I wonder how you’re getting any sleep these days TA. Cracking series BTW – you’re on a roll!
I know you meant ‘save more as you age’ in terms of compensate for inflation, but I’d argue you can do better than that. Your thirties and early forties are financially tough, particularly for those with kids. If you experience any career progression, then you’re more likely to hit 40% tax as you age. There’s an argument to be said for that you should try and arrange your lifestyle as to never need to pay 40% tax, and divert all income over that to a pension scheme. Saving £100 for every £60 you put in is a lot easier than saving £100 for every £80 you put in, so there is very definitely an argument for saving more in real terms as you age. It’s also a lot more interesting and therefore easier to engage with emotionally, as you are closer to benefiting from the loot, and arguably you are reducing political and legislative risk to your retirement plans as the Government has fewer years to change the laws around pensions such as the 25% tax free penson commencement lump sum.
@ TB – it’s scary stuff initially but well worth doing. I felt much better once I knew the truth and decided to do something about it. Good luck!
@ Ermine – All good points. I actually do this myself. The HR department were so shocked that anyone would want their bonus diverted into their pension that I rather got the impression I was ploughing a lone furrow on this one in my company.
Still, I wonder how much further ahead I’d be if I wasn’t a late-starter. If I’d saved something, anything in my 20s then I’d be closer to financial independence now.
Great post! I am only 24, yet I am conscious of saving for retirement. While I am lucky enough to have a final salary pension, I have already started an ISA for retirement in addition to other stocks. While my contributions are small now, I intend to ramp these up as my career progresses and my salary increases.
Good stuff, Savvy Scot. Wish I’d had your sense at your age.
The “arch-nibbler” – inflation… Love it!
It really does come down to what you are and are not in control of.
Nice post!
It scares me to think about the financial struggles that some of my generation will have when they reach retirement. Saving needs to start when you hit 30, if not before, but I still see many of my friends and colleagues turning a blind eye. Let’s hope that lottery ticket comes good…

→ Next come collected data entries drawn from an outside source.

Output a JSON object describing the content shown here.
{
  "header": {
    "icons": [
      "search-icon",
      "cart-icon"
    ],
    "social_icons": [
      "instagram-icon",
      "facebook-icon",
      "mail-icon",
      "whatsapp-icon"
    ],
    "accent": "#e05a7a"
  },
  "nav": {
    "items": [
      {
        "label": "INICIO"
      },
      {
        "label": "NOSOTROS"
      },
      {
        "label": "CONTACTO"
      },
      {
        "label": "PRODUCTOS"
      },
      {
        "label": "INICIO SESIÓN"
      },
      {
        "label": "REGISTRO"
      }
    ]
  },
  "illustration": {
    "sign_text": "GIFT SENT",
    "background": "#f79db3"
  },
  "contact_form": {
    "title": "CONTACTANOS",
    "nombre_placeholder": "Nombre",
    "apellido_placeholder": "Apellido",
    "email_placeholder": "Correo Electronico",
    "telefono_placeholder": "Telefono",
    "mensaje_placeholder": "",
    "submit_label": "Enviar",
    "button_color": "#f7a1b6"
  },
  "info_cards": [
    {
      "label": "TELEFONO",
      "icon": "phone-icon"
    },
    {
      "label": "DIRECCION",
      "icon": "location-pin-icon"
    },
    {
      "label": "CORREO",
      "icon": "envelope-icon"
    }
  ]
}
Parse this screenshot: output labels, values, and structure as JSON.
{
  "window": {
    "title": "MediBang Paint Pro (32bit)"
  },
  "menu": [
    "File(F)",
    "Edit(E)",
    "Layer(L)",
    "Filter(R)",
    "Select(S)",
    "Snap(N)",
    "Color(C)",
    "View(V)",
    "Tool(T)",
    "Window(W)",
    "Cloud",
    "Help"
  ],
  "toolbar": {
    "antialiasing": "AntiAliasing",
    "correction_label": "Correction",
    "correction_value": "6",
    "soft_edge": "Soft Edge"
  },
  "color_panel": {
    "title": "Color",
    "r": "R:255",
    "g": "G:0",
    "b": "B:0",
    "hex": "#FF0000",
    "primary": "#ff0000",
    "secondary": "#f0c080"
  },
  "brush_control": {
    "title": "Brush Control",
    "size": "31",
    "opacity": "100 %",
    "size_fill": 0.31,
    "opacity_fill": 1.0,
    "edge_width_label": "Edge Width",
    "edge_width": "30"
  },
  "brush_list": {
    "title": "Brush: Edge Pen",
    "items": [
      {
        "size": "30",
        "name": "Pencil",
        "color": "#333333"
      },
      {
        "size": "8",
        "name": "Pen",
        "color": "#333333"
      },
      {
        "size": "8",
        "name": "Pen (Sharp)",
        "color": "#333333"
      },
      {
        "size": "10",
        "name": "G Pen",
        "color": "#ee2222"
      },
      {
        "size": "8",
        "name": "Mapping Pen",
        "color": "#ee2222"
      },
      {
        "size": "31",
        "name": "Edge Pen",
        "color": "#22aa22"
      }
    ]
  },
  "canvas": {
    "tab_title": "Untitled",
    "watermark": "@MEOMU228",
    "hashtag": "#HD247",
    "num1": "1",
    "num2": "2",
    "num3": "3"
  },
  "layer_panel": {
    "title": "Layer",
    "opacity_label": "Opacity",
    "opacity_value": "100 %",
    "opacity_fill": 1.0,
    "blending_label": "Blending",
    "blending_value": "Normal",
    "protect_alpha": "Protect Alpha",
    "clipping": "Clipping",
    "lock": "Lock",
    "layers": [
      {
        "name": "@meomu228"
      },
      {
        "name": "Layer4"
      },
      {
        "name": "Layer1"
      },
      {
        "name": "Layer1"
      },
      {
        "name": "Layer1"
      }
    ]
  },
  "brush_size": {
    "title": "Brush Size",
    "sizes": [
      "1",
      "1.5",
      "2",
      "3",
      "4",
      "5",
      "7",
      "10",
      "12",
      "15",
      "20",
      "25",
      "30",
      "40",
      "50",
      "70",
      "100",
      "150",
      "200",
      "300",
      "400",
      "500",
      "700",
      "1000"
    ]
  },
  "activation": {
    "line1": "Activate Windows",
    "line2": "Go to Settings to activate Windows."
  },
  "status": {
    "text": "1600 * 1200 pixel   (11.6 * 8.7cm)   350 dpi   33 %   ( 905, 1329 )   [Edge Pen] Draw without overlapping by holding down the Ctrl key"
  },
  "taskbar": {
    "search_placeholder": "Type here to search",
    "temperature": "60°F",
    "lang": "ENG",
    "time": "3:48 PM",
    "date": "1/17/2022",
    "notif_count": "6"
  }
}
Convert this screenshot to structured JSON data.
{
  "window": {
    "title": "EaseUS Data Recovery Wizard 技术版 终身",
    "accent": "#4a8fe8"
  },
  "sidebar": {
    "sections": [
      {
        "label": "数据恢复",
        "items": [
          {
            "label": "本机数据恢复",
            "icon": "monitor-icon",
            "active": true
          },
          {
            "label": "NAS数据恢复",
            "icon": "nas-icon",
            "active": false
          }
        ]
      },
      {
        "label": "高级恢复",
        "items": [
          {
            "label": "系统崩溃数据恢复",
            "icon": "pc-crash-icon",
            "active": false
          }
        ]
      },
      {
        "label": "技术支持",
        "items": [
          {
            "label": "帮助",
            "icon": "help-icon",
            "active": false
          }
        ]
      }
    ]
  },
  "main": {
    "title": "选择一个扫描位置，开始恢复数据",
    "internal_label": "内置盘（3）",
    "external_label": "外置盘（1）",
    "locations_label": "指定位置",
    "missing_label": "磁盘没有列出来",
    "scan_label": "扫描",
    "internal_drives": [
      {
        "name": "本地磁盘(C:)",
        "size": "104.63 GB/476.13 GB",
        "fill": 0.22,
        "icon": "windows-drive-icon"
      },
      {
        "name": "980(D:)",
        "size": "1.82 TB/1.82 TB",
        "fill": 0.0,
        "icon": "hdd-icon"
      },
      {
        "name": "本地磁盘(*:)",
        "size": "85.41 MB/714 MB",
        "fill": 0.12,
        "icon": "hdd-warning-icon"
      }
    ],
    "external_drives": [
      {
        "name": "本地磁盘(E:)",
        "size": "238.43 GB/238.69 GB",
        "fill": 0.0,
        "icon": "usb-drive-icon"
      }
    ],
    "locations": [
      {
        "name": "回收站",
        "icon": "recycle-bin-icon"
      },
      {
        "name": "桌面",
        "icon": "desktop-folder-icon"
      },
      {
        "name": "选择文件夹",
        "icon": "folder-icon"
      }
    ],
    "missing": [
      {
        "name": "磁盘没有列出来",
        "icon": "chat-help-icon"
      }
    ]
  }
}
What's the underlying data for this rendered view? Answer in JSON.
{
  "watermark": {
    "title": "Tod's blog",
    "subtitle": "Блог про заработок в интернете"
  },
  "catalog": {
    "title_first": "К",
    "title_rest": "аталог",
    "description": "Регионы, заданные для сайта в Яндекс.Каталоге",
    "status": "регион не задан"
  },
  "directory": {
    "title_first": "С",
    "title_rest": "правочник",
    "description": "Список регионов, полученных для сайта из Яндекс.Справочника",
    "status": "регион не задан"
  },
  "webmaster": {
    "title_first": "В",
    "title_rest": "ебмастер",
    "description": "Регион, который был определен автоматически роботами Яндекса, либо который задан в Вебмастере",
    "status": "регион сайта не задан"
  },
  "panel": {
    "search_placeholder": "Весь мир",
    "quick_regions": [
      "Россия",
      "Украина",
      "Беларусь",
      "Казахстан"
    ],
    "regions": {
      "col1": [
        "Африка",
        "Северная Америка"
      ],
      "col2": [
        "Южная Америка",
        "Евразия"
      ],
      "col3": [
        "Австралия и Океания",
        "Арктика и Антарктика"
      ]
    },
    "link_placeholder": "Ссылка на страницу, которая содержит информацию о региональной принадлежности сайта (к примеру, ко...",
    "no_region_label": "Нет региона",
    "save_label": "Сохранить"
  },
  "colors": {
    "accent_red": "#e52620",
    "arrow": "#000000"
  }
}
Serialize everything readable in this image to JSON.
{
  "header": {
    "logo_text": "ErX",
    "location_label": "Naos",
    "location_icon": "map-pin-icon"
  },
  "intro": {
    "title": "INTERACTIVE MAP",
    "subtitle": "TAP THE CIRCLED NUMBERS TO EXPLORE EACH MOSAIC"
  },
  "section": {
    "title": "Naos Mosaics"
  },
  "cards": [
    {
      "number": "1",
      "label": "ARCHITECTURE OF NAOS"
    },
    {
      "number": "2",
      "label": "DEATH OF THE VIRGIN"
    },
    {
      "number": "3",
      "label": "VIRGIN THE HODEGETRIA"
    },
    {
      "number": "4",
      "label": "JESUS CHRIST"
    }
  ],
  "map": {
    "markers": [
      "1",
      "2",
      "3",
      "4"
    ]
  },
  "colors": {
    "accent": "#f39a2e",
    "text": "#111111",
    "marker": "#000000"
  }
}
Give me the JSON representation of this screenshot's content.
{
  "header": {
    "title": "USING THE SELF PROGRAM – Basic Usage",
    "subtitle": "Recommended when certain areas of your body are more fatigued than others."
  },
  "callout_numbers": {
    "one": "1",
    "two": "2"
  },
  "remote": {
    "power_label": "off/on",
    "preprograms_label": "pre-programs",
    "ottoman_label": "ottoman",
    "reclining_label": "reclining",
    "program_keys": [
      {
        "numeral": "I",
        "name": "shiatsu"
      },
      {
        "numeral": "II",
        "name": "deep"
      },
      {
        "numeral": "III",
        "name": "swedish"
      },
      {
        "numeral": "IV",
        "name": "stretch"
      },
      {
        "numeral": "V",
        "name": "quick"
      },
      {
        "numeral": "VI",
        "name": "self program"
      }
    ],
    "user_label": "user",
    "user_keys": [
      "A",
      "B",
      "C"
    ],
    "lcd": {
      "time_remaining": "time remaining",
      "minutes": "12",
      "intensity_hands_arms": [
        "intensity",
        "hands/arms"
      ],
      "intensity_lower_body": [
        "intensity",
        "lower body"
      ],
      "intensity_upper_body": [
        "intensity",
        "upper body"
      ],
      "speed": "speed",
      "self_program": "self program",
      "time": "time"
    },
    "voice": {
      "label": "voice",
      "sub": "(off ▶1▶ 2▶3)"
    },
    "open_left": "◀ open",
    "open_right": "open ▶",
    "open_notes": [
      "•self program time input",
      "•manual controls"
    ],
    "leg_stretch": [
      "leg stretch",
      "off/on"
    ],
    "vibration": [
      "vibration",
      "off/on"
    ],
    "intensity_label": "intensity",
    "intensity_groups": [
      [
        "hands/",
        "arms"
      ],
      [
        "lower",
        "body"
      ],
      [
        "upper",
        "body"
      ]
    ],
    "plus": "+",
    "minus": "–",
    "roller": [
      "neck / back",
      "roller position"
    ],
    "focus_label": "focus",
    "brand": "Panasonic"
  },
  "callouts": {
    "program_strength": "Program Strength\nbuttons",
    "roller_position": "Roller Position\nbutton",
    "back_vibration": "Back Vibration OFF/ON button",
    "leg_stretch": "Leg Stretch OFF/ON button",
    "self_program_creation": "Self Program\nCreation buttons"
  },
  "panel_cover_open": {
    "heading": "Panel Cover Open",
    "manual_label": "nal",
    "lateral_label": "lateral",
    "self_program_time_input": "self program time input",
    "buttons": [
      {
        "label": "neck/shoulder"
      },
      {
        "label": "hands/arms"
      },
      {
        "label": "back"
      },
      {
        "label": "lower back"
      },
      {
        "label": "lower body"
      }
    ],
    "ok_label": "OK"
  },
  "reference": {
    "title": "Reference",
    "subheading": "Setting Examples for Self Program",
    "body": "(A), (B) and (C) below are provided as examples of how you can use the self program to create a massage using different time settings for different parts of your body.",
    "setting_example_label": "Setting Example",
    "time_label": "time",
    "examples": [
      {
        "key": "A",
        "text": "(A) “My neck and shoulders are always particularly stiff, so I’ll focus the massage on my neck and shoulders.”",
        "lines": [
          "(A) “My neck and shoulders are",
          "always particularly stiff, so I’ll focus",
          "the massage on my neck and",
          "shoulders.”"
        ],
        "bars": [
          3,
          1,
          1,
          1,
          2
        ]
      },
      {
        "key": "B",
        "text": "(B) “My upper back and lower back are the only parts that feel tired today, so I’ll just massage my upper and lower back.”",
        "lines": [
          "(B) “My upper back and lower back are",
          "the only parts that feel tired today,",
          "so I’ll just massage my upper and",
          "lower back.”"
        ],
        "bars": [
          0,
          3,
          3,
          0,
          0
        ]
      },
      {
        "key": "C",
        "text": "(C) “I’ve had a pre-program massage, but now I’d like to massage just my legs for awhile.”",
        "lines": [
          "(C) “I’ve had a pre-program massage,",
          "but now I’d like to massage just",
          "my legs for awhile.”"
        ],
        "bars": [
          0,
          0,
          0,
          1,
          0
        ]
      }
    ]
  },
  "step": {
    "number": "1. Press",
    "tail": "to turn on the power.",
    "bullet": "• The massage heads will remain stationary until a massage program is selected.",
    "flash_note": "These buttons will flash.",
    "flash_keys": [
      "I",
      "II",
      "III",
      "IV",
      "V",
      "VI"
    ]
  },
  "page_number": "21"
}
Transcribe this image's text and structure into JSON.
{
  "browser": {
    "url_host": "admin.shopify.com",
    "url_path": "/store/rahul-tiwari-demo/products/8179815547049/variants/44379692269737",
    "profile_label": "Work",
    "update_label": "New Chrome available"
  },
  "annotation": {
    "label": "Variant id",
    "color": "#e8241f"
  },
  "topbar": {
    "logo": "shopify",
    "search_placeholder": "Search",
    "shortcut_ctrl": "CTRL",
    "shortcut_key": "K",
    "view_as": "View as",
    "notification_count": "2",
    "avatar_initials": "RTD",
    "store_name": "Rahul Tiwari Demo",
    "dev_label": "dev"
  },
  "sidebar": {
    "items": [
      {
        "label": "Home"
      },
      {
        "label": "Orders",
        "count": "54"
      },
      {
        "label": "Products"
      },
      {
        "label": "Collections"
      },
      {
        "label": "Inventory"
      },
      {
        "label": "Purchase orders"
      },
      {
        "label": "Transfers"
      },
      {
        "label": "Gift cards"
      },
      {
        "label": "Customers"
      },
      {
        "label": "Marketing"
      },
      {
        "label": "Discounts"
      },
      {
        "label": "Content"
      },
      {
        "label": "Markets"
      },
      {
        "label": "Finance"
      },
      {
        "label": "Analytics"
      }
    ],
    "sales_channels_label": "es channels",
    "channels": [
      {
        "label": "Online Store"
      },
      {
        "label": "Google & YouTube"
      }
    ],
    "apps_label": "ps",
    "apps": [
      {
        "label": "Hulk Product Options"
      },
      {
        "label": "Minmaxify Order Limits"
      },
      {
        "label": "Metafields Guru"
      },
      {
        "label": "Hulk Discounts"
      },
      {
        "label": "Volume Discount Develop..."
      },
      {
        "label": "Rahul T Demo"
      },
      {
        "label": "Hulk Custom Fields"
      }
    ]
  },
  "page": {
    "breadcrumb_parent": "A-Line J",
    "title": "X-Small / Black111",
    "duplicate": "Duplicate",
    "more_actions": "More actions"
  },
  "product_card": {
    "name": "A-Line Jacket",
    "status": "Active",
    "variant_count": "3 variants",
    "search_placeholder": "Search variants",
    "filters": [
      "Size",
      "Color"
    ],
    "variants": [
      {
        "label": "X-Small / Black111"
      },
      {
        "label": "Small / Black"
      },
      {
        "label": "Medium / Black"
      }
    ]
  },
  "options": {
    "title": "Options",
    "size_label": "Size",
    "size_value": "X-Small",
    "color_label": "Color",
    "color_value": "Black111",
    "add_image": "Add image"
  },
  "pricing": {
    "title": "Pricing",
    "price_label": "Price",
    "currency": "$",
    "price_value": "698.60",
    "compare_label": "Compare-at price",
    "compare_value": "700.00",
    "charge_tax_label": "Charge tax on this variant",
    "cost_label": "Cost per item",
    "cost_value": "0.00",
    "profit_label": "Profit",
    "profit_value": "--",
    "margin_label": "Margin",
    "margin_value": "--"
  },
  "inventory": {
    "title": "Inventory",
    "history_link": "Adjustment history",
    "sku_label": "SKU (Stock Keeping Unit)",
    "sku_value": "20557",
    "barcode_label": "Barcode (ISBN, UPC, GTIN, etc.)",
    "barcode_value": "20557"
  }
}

I agree with ermine in saving more in real terms as you age. Those approaching 55 can now look upon pension saving as a short term investment. With UK tax rates of 49%-65% once NI (including employers) is factored on along with the child benefit/personal allowance grab back. A word on overshooting though. With the lifetime allowance of just £1m you could arguably start saving too early when only obtaining basic rate tax relief. You don’t want to be at your lifetime allowance aged 55 as you are likely to end up with a big tax bill at 75. £10K/annum (based on 5%/annum growth) from the age of 20 will get you to £1m at 55. But if left untouched it will be £2.5m at age 75. The alternative is to take the £50K/annum growth out but that most likely would mean paying higher rate tax. Probably best to aim for about 60-70% of LTA at 55, especially if you still continue to work. You can always put in an extra £7,500/annum between 55 and 75 without incurring the wrath of HMRC with regards to recycling.